There are other sites that offer more information:
http://www.balluff.com/NR/rdonlyres/E5FE86F8-9E1F-4022-92B6-B0284B1E61AA/0/Plc_inpu.pdf

http://www.balluff.com/Balluff/Website/Templates/Searches/TechnicalReferenceSearch.aspx?NRMODE=Published&NRNODEGUID=%7bD38D9840-513A-4B7F-A516-2063E3844402%7d&NRORIGINALURL=%2fBalluff%2fus%2fProductsChannel%2fTech%2bRef%2f%3fmenuLevel%3d2&NRCACHEHINT=Guest&menuLevel=2

http://www.turck-usa.com/Support/Technical_Information.htm

 

[magdyfayad]

Thanks ALL

This site : http://www.turck-usa.com/Support/Technical_Information.htm

the above site is useful

 

[RoTaTech]

When using 3 wire sensors the Black is always the output.

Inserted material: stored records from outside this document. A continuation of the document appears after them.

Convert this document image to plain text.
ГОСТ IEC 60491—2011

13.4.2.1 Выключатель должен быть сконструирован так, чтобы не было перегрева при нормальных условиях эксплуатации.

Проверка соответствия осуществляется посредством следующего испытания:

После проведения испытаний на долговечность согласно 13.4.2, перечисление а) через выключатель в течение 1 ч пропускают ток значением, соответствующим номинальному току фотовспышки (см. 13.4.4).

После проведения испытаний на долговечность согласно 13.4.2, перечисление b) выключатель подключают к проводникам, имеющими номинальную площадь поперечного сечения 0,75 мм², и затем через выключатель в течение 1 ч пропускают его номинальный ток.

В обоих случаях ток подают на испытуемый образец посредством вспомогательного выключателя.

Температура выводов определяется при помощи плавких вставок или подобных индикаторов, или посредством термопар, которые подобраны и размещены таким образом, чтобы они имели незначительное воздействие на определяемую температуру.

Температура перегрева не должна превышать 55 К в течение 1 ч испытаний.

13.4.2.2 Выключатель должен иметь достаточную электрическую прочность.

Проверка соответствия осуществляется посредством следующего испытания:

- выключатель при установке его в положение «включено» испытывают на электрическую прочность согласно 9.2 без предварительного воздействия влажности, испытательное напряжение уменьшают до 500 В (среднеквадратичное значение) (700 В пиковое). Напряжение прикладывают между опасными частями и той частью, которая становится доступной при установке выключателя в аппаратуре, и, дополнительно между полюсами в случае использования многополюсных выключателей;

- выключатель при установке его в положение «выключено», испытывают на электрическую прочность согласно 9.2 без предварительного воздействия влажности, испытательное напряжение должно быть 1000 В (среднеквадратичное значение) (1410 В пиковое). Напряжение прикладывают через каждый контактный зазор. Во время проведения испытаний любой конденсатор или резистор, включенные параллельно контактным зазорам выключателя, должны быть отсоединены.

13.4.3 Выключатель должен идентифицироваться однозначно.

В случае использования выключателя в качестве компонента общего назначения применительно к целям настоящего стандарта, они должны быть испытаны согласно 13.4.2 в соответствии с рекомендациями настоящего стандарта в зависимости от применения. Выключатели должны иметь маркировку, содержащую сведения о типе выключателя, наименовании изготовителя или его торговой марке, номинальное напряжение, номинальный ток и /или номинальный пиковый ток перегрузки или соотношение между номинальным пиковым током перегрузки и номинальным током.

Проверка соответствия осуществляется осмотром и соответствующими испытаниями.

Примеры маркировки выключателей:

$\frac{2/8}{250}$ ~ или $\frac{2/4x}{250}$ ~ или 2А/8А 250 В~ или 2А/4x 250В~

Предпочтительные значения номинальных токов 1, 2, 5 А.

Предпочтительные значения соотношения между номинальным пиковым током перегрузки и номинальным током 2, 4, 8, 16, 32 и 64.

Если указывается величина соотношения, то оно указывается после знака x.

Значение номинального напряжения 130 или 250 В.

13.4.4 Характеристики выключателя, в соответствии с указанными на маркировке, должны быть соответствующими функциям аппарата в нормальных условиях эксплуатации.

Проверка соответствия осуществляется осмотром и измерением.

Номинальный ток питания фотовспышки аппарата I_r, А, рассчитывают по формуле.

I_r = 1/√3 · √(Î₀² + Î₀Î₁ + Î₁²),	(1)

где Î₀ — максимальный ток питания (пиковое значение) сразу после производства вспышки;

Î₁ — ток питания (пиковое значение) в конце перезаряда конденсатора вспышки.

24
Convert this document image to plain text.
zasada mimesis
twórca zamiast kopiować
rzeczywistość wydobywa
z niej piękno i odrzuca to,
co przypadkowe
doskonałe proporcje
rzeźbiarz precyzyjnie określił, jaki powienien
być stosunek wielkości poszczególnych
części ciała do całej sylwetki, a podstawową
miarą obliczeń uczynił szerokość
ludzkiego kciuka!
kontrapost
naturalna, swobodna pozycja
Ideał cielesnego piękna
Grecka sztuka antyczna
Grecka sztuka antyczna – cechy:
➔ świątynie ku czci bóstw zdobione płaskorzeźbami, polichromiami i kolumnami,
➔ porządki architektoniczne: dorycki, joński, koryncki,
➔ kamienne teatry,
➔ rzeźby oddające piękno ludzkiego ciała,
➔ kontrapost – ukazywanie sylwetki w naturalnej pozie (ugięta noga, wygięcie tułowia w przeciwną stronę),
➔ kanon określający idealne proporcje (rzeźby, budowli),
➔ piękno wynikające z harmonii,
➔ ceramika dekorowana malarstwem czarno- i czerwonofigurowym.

Not always. If one has worked with sensors long enough, one may remember the old (North American standard?) Red = +Vcc, Black = Common, White = signal

 

[rsdoran]

Not always. If one has worked with sensors long enough, one may remember the old (North American standard?) Red = +Vcc, Black = Common, White = signal

My answer was in reference to a question the OP originally asked but either edited or I imagined it, do not see it now so not sure BUT originally it was asked what happens with a 3 wire when you swap the wires around i.e. brown and blue or black and brown, something along those lines.